After two tough years, the PC market will experience tangible growth again in 2003 and 2004 due in part to the rise of wireless, says market research firm IDC.

Michael Kanellos Staff Writer, CNET News.com
Michael Kanellos is editor at large at CNET News.com, where he covers hardware, research and development, start-ups and the tech industry overseas.
Michael Kanellos
2 min read
After two tough years, the PC market will experience tangible growth again in 2003 and 2004 due in part to the rise of wireless, according to market research firm IDC.

Shipments of desktops, notebooks and servers based around PC architectures will rise 8.3 percent in 2003 to 147.5 million units, then rise 11 percent to 163.8 million units in 2004, according to IDC.

PC shipments will increase in 2002, but only marginally. Shipments will likely reach 136.2 million units for 2002, a 1.6 percent increase over 2001, IDC said. Last year marked one of the worst years in the history of the PC industry, with shipments shrinking 4.2 percent worldwide and 11.4 percent in the United States.

The total number of PCs shipped in 2002 likely will be below the high watermark of 139.9 million units in 2000, a milestone that 2003 will surpass if projections are met.

The rise in shipments, IDC said, will derive in part from the growing popularity of wireless networks and improved notebook technology--trends all the major companies are trying to latch onto.

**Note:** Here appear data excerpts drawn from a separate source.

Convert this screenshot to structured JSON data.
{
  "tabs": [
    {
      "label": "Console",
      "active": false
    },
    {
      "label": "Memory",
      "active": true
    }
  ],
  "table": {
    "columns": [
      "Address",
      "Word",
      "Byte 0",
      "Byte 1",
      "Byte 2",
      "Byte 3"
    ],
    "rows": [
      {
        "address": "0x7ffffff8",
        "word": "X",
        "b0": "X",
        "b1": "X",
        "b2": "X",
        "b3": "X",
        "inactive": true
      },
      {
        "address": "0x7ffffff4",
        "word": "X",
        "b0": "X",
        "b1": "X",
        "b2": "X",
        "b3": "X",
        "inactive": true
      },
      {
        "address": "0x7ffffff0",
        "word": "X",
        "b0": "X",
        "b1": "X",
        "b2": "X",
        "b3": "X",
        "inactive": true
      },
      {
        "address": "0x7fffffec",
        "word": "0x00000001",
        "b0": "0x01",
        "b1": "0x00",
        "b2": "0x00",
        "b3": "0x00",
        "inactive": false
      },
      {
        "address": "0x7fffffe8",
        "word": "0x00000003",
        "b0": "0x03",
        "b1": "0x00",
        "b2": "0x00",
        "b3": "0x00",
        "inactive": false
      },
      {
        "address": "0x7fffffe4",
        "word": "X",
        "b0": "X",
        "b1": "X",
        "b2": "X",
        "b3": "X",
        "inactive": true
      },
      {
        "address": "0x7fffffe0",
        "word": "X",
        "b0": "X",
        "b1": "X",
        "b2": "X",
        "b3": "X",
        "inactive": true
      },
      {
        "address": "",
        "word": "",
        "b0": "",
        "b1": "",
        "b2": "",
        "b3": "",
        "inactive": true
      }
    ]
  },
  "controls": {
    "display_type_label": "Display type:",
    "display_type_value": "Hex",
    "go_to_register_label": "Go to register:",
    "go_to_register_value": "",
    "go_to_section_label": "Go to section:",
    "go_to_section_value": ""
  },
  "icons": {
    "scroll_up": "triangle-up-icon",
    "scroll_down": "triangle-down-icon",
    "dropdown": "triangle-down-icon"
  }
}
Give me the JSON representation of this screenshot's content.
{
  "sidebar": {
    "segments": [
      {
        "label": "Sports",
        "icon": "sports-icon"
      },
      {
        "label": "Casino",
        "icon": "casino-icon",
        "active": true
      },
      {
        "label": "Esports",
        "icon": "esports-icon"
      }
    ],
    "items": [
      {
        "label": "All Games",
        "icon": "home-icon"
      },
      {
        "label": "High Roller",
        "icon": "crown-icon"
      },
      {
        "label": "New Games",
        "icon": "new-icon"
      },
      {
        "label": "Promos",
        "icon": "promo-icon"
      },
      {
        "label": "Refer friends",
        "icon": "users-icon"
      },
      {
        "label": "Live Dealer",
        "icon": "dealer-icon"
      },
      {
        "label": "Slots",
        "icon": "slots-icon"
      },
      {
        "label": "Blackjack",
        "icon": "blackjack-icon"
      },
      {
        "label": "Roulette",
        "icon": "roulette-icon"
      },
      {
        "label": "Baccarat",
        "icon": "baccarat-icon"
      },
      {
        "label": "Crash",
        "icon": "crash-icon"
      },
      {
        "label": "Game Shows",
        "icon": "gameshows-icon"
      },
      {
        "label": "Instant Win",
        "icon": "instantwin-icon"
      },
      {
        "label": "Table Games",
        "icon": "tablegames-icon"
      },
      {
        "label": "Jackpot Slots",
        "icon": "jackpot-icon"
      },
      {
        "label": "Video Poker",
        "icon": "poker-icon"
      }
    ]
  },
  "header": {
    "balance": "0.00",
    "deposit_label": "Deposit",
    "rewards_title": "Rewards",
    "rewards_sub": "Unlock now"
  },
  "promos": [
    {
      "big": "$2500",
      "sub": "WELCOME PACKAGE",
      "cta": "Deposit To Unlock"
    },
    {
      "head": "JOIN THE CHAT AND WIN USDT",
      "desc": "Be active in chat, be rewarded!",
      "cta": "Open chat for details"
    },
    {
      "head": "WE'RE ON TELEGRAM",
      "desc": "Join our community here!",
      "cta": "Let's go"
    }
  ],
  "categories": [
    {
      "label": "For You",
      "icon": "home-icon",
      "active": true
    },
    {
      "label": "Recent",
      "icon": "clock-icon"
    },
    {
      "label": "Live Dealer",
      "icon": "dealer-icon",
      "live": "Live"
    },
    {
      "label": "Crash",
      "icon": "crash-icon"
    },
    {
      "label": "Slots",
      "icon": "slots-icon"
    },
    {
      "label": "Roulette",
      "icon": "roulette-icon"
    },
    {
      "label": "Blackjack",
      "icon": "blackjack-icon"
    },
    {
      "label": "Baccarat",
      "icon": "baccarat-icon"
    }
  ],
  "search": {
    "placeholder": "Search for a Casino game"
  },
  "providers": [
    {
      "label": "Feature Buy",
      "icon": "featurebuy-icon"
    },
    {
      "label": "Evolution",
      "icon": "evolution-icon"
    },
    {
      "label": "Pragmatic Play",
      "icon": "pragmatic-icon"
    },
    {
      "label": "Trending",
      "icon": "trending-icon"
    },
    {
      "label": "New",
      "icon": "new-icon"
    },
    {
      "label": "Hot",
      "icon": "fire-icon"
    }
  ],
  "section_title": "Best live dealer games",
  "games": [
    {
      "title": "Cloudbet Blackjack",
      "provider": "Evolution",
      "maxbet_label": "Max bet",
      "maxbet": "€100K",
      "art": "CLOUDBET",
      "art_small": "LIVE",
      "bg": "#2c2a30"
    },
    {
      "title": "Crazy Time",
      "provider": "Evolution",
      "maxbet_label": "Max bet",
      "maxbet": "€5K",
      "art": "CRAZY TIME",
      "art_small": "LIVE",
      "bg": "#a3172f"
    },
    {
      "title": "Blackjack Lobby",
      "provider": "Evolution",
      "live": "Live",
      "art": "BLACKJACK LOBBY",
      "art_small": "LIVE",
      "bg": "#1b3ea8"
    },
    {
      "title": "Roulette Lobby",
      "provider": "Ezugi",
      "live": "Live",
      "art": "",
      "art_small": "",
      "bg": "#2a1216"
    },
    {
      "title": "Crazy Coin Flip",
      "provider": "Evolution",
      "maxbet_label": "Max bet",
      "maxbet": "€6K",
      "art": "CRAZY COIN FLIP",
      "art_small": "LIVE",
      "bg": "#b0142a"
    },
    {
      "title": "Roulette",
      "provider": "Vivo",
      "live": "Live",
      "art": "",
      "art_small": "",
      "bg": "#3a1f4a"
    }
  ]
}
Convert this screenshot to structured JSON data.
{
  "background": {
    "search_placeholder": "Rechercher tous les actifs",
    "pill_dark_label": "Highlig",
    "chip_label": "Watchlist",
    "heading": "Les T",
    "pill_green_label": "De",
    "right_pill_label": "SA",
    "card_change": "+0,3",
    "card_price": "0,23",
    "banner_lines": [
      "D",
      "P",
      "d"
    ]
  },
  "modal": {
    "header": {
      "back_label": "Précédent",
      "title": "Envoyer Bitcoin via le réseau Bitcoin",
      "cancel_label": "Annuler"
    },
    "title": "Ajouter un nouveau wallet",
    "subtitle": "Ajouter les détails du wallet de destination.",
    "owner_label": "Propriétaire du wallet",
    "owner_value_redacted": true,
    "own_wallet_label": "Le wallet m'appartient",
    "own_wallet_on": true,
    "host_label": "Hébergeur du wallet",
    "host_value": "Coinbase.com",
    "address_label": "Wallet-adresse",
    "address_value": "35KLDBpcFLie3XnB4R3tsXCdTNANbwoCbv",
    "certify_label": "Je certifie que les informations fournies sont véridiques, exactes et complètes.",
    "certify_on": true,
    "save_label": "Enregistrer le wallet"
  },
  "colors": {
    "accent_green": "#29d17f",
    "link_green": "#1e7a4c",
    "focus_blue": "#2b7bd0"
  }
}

One of the first major product releases in 2003, for instance, will be Banias, a brand-new, energy-efficient notebook chip from Intel. Most major manufacturers will release Banias notebooks. The majority of these notebooks will come with a PC card modem, code-named Calexico, for wireless Internet connectivity.

Still, executives at other companies have emphasized that the outlook for business buying remains hazy. Business and consumer sales will have to increase to make up for what could be a decline in public sector purchases in 2003. Governments and businesses buy roughly two-thirds of PCs, while households purchase the remaining third.

"We continue to expect slow worldwide PC shipment growth for the next several quarters before the market accelerates in the latter half of 2003," Loren Loverde, director of IDC's PC tracker, said in a statement. "While business spending has been slow to recover, we believe it will pick up in the first half of 2003, and market drivers like portable adoption, wireless networking, broadband adoption and new designs...will support moderate growth."

Semiconductor manufacturers and some PC makers already have begun to report an upswing in sales. On Thursday, Intel predicted that fourth-quarter revenue will be $6.8 billion to $7 billion, higher than the $6.5 billion to $6.9 billion range projected in October. Similarly, rival Advanced Micro Devices said that revenue for the fourth quarter will be around $700 million, above original predictions.

Nonetheless, a global crisis could easily change these projections. Government buying in North America, Europe and Asia buoyed sales in 2002. A war in Iraq could depress both business and consumer sales, IDC speculated. The research firm predicted that sales likely will decline again in 2005.